Netflix has had a bad couple of months.
Since the company announced its new price structure, which took effect this month and amounted to an increase for most subscribers, Netflix has been dealing with one PR disaster after another.
The rate hike was followed by Netflix's failure to renew its streaming deal with Starz, meaning lots of on-demand movies — including Disney films — will disappear from Netflix's offerings at the end of February.
As a consequence, the past two months have been ugly. Netflix has shed roughly 600,000 customers, while its stock has lost about half its value.
The backlash's severity caught Netflix's top brass off guard — and me, too, for that matter. I figured most Netflix users would complain and then suck it up, deciding Netflix was still worth the money. As it happens, most did. But, still, more than half a million customers actually following through on threats to dump Netflix. I don't think anybody expected that. It runs counter to the entire 20-year history of Internet griping, which had never amounted to anything.
Until now.
Netflix CEO Reed Hastings tried to stop the hemorrhaging this week in an emailed apology that doubled as an announcement for Netflix's next move, spinning off its DVD-by-mail business into a separate company to be called Qwikster, while Netflix continues to offer streaming video.
Cue yet another round of angry customers and widespread ridicule.
Adding the cherry to this self-inflicted pie to the face, the newly valuable @Qwikster Twitter ID is already spoken for, and the guy who speaks for it does so only in a vague approximation of a language, presumably meant to be English.

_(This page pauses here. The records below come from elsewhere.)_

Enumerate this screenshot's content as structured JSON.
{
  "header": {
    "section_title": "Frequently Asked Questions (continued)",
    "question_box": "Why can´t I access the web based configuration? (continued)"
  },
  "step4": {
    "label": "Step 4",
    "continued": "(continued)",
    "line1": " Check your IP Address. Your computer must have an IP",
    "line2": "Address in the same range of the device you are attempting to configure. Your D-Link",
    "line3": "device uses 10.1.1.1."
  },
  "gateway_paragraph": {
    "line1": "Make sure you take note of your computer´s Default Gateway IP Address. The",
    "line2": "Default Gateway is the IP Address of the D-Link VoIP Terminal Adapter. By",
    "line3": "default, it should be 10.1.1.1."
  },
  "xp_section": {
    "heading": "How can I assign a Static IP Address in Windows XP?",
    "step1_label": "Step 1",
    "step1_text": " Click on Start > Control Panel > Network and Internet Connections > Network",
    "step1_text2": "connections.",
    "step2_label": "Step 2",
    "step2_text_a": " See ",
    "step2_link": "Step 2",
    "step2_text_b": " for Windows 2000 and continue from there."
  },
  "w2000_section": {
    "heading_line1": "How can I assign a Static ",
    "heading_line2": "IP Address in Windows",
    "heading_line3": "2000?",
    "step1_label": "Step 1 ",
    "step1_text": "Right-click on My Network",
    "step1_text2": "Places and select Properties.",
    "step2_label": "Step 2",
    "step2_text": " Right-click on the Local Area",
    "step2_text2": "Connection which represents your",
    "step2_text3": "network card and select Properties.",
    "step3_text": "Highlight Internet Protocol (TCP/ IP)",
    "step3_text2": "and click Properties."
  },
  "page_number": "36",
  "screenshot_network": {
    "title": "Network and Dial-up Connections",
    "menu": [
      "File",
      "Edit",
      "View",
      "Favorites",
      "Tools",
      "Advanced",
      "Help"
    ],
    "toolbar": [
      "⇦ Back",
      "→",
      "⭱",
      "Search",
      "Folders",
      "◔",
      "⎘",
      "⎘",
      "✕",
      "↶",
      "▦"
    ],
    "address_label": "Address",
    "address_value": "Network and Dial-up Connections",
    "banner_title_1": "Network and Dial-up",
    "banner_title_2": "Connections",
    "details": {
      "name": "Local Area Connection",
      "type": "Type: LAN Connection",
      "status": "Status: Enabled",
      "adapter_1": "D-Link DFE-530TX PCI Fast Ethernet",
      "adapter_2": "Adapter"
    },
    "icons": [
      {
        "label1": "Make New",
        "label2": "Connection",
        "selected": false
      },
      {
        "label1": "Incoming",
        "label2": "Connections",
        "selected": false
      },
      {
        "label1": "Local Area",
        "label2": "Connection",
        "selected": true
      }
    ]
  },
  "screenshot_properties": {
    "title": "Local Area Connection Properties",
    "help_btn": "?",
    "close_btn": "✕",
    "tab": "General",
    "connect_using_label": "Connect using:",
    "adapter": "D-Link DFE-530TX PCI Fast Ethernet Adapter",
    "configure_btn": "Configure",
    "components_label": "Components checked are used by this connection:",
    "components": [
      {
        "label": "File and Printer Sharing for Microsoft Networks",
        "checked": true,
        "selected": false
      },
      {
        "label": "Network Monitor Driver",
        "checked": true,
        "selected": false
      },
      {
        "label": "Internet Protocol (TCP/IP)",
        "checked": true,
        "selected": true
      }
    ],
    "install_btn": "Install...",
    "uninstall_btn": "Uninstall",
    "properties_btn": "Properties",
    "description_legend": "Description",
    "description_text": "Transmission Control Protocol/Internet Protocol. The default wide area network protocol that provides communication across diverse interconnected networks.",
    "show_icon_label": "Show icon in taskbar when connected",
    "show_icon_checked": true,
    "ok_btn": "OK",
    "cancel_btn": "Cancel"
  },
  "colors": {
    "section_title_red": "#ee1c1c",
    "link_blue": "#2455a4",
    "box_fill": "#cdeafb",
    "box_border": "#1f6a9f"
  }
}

From a PR standpoint, you couldn't ask for much worse, which is why it's ironic that from a pure nuts-and-bolts business perspective, everything Netflix has done makes sense — in the long run.
In the long run, DVDs are a dying format, destined to appeal only to collectors, aficionados and aging hipsters the way laserdiscs and vinyl albums do now. Nobody is going to make bank renting discs by mail. Even the Postal Service can't make money on mail.
Anyway, Netflix would rather spend money on content than on postage.
But, knowing that, all of the Hollywood studios have started upping their demands, which is what forced Netflix's rate hike and restructuring. Movies and TV shows don't come cheap.
The long-run plan is sound, but in the short run, Netflix has all of the dead-eye aim of an Imperial Stormtrooper.
Still, how bad are things for Netflix, really?
Despite losing half of its market value, Netflix's stock is still in the neighborhood of $130 a share, which is about $100 a share more than where media giants Disney and Time Warner currently trade.
Netflix also still has 24 million subscribers in the United States alone, which is more than either Showtime or Starz, and not far behind HBO's roughly 28 million. And Netflix has yet to roll out its own original programing.
The biggest threat to Netflix is still that someone might beat it at its own game. Blockbuster's new owner, Dish Network, might turn that floundering brand around, or a new owner might try to make Hulu competitive — something Hulu's current owners seem to discourage, with the exception of offering Criterion Collection films to Hulu Plus subscribers.